2014-09-30 20:43:25 +00:00
Ralph Castain
aec5cd08bd Per the PMIx RFC:
WHAT:    Merge the PMIx branch into the devel repo, creating a new
               OPAL “lmix” framework to abstract PMI support for all RTEs.
               Replace the ORTE daemon-level collectives with a new PMIx
               server and update the ORTE grpcomm framework to support
               server-to-server collectives

WHY:      We’ve had problems dealing with variations in PMI implementations,
               and need to extend the existing PMI definitions to meet exascale
               requirements.

WHEN:   Mon, Aug 25

WHERE:  https://github.com/rhc54/ompi-svn-mirror.git

Several community members have been working on a refactoring of the current PMI support within OMPI. Although the APIs are common, Slurm and Cray implement a different range of capabilities, and package them differently.
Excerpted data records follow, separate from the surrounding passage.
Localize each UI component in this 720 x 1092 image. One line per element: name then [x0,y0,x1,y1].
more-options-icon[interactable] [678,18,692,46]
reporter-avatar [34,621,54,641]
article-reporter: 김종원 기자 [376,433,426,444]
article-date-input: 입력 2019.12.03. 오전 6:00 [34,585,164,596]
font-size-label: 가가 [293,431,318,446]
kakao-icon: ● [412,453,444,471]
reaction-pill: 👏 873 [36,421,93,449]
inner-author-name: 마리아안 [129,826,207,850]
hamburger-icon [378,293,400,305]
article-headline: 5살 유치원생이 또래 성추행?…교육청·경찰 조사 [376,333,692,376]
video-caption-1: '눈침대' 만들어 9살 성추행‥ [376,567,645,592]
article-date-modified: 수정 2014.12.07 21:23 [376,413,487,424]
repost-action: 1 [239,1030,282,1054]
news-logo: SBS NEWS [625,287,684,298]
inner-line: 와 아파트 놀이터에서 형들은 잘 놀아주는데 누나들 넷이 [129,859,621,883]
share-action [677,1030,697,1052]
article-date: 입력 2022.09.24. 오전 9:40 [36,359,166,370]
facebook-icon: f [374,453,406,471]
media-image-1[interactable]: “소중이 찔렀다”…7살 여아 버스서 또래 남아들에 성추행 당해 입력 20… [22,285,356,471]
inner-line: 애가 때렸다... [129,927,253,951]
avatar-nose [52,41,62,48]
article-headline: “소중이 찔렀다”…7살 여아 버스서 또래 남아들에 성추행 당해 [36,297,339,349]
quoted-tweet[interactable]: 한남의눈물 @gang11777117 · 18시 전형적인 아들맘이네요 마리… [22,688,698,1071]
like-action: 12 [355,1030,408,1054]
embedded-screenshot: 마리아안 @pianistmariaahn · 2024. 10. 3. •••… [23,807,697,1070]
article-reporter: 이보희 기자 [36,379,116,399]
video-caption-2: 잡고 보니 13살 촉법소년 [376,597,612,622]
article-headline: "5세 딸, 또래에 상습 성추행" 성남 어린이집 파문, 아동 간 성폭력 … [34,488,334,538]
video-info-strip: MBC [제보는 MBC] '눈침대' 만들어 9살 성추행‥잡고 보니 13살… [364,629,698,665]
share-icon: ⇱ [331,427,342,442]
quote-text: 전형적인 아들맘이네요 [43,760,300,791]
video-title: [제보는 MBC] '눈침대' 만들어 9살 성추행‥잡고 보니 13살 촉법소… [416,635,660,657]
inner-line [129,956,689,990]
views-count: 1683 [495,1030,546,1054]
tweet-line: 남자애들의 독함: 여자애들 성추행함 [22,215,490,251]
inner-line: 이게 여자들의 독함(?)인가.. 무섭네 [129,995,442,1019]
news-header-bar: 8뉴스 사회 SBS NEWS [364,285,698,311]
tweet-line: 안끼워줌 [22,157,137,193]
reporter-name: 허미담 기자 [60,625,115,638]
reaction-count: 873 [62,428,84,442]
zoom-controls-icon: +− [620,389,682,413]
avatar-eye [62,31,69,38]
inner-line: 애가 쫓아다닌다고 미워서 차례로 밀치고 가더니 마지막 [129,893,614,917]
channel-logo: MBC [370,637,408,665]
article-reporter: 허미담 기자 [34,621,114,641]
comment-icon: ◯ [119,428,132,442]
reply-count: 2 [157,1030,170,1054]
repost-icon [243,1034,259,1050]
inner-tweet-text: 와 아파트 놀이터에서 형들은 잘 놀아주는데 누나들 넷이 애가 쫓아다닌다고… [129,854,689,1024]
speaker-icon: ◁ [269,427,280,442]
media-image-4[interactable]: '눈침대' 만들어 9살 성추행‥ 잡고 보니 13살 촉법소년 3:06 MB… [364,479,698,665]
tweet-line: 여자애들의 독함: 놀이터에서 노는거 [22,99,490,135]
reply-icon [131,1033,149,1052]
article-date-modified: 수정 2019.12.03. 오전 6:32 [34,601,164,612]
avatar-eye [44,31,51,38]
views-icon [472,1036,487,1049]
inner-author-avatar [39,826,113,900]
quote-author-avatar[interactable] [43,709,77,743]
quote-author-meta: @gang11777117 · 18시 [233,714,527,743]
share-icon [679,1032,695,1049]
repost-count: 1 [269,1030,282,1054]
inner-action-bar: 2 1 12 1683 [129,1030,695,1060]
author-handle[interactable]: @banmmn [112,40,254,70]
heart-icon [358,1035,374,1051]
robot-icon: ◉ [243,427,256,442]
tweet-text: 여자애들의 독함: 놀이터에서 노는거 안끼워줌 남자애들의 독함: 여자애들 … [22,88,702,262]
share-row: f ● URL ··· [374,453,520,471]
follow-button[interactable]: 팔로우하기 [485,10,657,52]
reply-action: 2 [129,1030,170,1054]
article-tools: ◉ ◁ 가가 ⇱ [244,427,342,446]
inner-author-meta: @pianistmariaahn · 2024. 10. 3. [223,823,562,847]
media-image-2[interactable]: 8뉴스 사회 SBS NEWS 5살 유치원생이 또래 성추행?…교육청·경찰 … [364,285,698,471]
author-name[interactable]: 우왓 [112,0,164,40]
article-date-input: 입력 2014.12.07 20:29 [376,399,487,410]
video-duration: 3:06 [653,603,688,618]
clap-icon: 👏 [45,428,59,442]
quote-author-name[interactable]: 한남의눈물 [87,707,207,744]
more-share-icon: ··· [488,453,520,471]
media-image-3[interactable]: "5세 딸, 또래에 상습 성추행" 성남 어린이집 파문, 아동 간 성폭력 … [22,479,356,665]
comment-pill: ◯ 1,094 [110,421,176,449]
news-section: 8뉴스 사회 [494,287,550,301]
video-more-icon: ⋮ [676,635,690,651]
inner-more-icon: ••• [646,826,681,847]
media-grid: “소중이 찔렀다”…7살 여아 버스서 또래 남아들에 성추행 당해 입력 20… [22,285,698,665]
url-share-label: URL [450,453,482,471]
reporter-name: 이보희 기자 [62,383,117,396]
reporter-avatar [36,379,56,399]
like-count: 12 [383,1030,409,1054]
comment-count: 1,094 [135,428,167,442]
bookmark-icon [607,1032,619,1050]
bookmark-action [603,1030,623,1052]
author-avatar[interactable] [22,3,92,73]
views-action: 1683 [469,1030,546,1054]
For example, Cray provides an integrated PMI-1/2 library, while Slurm separates the two and requires the user to specify the one to be used at runtime. In addition, several bugs in the Slurm implementations have caused problems requiring extra coding.

All this has led to a slew of #if’s in the PMI code and bugs when the corner-case logic for one implementation accidentally traps the other. Extending this support to other implementations would have increased this complexity to an unacceptable level.

Accordingly, we have:

* created a new OPAL “pmix” framework to abstract the PMI support, with separate components for Cray, Slurm PMI-1, and Slurm PMI-2 implementations.

* Replaced the current ORTE grpcomm daemon-based collective operation with an integrated PMIx server, and updated the grpcomm APIs to provide more flexible, multi-algorithm support for collective operations. At this time, only the xcast and allgather operations are supported.

* Replaced the current global collective id with a signature based on the names of the participating procs. The allows an unlimited number of collectives to be executed by any group of processes, subject to the requirement that only one collective can be active at a time for a unique combination of procs. Note that a proc can be involved in any number of simultaneous collectives - it is the specific combination of procs that is subject to the constraint

* removed the prior OMPI/OPAL modex code

* added new macros for executing modex send/recv to simplify use of the new APIs. The send macros allow the caller to specify whether or not the BTL supports async modex operations - if so, then the non-blocking “fence” operation is used, if the active PMIx component supports it. Otherwise, the default is a full blocking modex exchange as we currently perform.

* retained the current flag that directs us to use a blocking fence operation, but only to retrieve data upon demand

This commit was SVN r32570.
2014-08-21 18:56:47 +00:00